В противоположность к этой строгой, архаической, хотя и внушительной в своей величавой неподвижности технике Софокл должен считаться творцом психологической постепенности в переходах, – конечно, там, где она уместна. Возьмем для пояснения из самой ранней для нас трагедии, из «Антигоны», сцену Креонта с Гемоном. Последний приходит почтительным сыном, уходит мятежным и отчаявшимся; стоит обратить внимание на постепенность, с которой совершается этот переворот. Он начинается уже во время его агонистической речи, будучи вызван, очевидно, выражением несговорчивости и негодования в игре сурового отца: вначале трогательное выражение преданности, но во второй половине уже слышатся нотки ласкового предостережения; затем, ввиду упорства отца, более настойчивые убеждения; затем, когда спор переходит на политическую почву, не лишенные резкости возражения; затем, при троекратном повторении укоризны в «угождении женщине», – всё более и более горячие ответы и, наконец, после решительной угрозы, – взрыв отчаяния. То же можно проследить в сцене Креонта с Тиресием: старый пророк настроен добродушно, лишь мало-помалу царь повторением своего оскорбительного обвинения в продажности выводит его из себя. То же в «Царе Эдипе» – в сцене героя с Креонтом во втором действии и во многих других местах.

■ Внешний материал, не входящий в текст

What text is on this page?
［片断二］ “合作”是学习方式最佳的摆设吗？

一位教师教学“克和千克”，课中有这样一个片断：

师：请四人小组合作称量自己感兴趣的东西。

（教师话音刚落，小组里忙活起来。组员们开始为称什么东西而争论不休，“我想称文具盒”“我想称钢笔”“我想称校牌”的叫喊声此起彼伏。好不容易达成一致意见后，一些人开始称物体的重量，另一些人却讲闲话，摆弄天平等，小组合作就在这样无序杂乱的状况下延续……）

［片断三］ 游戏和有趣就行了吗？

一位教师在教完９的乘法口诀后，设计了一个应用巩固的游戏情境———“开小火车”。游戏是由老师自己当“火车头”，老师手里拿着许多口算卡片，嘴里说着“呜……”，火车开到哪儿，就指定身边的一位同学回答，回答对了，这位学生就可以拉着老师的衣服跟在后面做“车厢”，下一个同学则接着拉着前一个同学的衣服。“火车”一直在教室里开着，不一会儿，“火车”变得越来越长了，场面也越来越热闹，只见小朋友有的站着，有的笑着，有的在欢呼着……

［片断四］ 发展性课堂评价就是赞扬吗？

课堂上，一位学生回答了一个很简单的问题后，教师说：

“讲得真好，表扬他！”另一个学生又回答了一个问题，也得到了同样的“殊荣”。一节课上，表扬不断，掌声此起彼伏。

В другом роде, но не менее художественна и благодарна постепенность в сцене признания Ореста и Электры – особенно если сравнить ее с параллельной сценой в «Хоэфорах» Эсхила; здесь постепенность даже двойная. Вернувшийся брат не начинает с прямого заявления: «Я – Орест», как у старшего поэта; он ведь не с тем пришел, чтобы открыться сестре: это намерение, или, вернее, эта психологическая необходимость возникает для него на наших глазах, во время трогательного плача Электры; и здесь, значит, мы должны представить себе живую немую игру брата в продолжение всей непрерывной речи сестры. Затем он старается внушить ей доверие к себе – или, вернее, это делает, бессознательно для него самого, все сильнее и сильнее пробивающийся поток его чувств. Затем зароняется подозрение, что он в родстве с ней, – что он имеет сообщить ей важную тайну, – что урна не содержит праха Ореста.